Overview

This document describes steps to run DT apps on AWS cluster. Users can easily try out apps from the AppFactory by downloading the app installers from the DataTorrent website. A zip package containing bash scripts will be downloaded on user’s machine and user needs to follow the instructions below to deploy apps.

Setup

  • Install the AWS Command Line Interface
    • Refer to the link for instructions
  • Configure the AWS Command Line Interface
    •   $ aws configure
        AWS Access Key ID [None]: MENTION ACCESS_KEY_ID
        AWS Secret Access Key [None]: MENTION SECRET_ACCESS_KEY
        Default region name [None]: MENTION REGION
        Default output format [None]: _Press ENTER_
      
    • For detailed instructions, refer to the link
  • Verify that AWS Command Line Interface is configured by ensuring the following returns correct values
    • $ aws configure get aws_access_key_id
      $ aws configure get aws_secret_access_key
      $ aws configure get region
      

Package contents

The zip file (see end-to-end steps below) will contain following files:

  • DTapp-EMR-Deploy.sh - Script that user needs to execute to set up AWS EMR Cluster. The cluster will be created and DT-RTS installed along with the app.

  • config.properties - This file contains properties used by the script. File has sample values for the properties as mentioned below.
    (Note: Sample values for the properties should be sufficient unless it needs to be changed.)

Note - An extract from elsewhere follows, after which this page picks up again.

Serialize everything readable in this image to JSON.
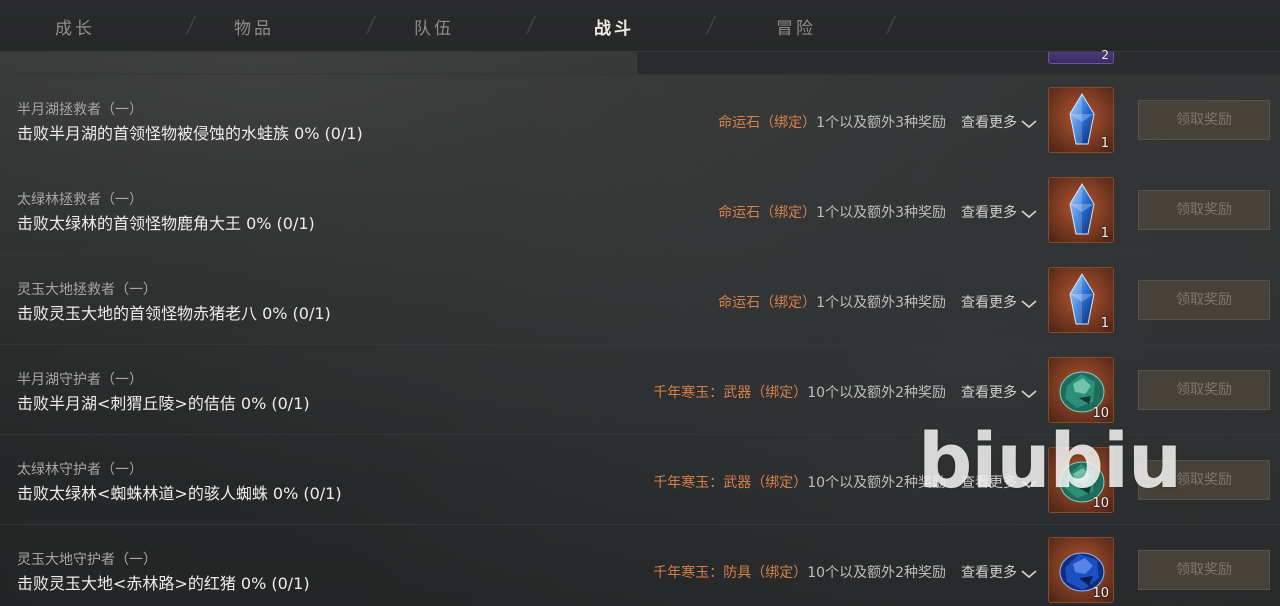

Property Sample Value Description
SECURITY_GROUP_NAME DTapp-security-group Security Group with this name will be created and inbound rule with user machine’s external IP address will be added to it.
BUCKET_NAME dtapp-emr S3 bucket name. A bucket with this name will be created and script that installs DT-RTS will be placed into it. This script is used as a bootstrap script during cluster launch.
S3_REGION us-east-1 Region where S3 bucket is created
LOG_URI s3n://dtapp-logs S3 URI where log files would be stored
CLUSTER_NAME DTapp Name of the EMR cluster
CORE_INSTANCE_TYPE m1.large Type of machine for core instance
CORE_INSTANCE_COUNT 1 Number of core instances to be created
MASTER_INSTANCE_TYPE m1.medium Type of machine for master instance
MASTER_INSTANCE_COUNT 1 Number of Master instances to be created
  • configuration.json - This file contains hdfs block size,replication factor and virtual to physical memory ratio.

  • DTapp-EMR-Terminate.sh - Script to terminate the cluster

  • README - Readme file with instructions

End to End workflow

The steps below describe the end to end flow to run any app provided in the AppFactory. Let's consider that we want to run Kinesis to S3 app on the AWS cluster.

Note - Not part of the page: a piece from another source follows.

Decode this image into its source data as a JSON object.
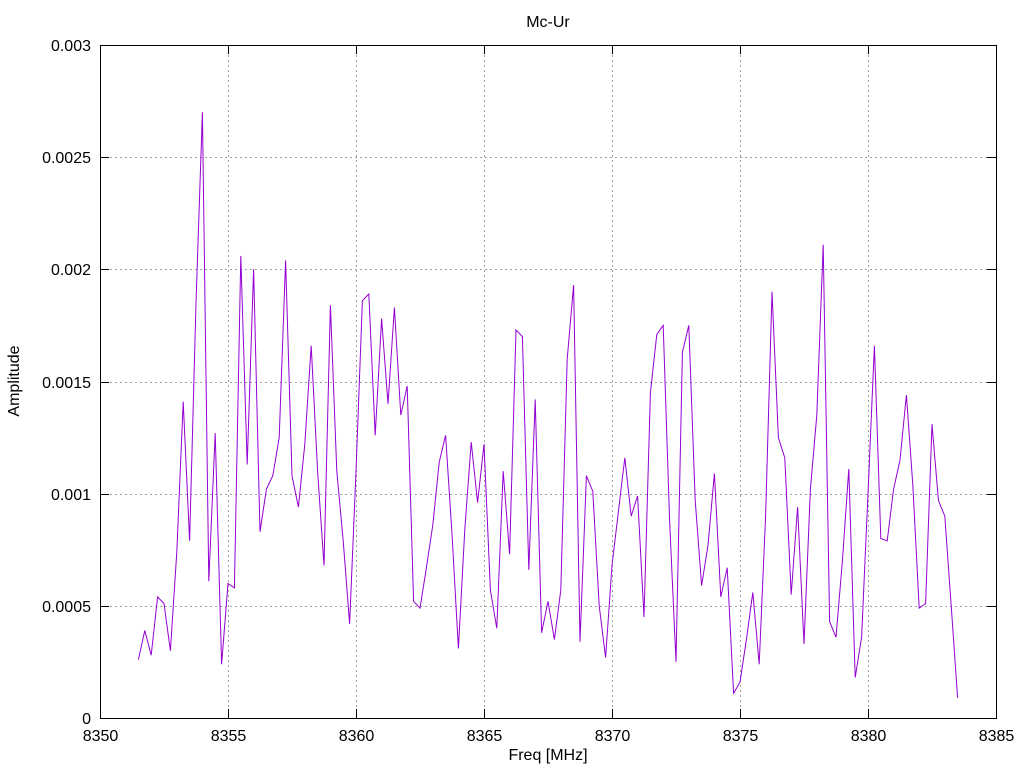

  1. Download the zip file for the app. https://www.datatorrent.com/downloads/aws-apps/app-kinesis-to-s3.zip

  2. Extract the zip

    unzip app-kinesis-to-s3.zip

  3. Verify the files. The directory structure should be as follows:

    user@localhost:~/Downloads/app-kinesis-to-s3$ ls
    config.properties  DTapp-EMR-Deploy.sh  DTapp-EMR-Terminate.sh README configuration.json
    
  4. Edit config.properties file. Modify the properties as described in the Package Contents section.

  5. Check the configuration.json file which contains properties like blocksize, replication factor etc. User can change this configuration, if required.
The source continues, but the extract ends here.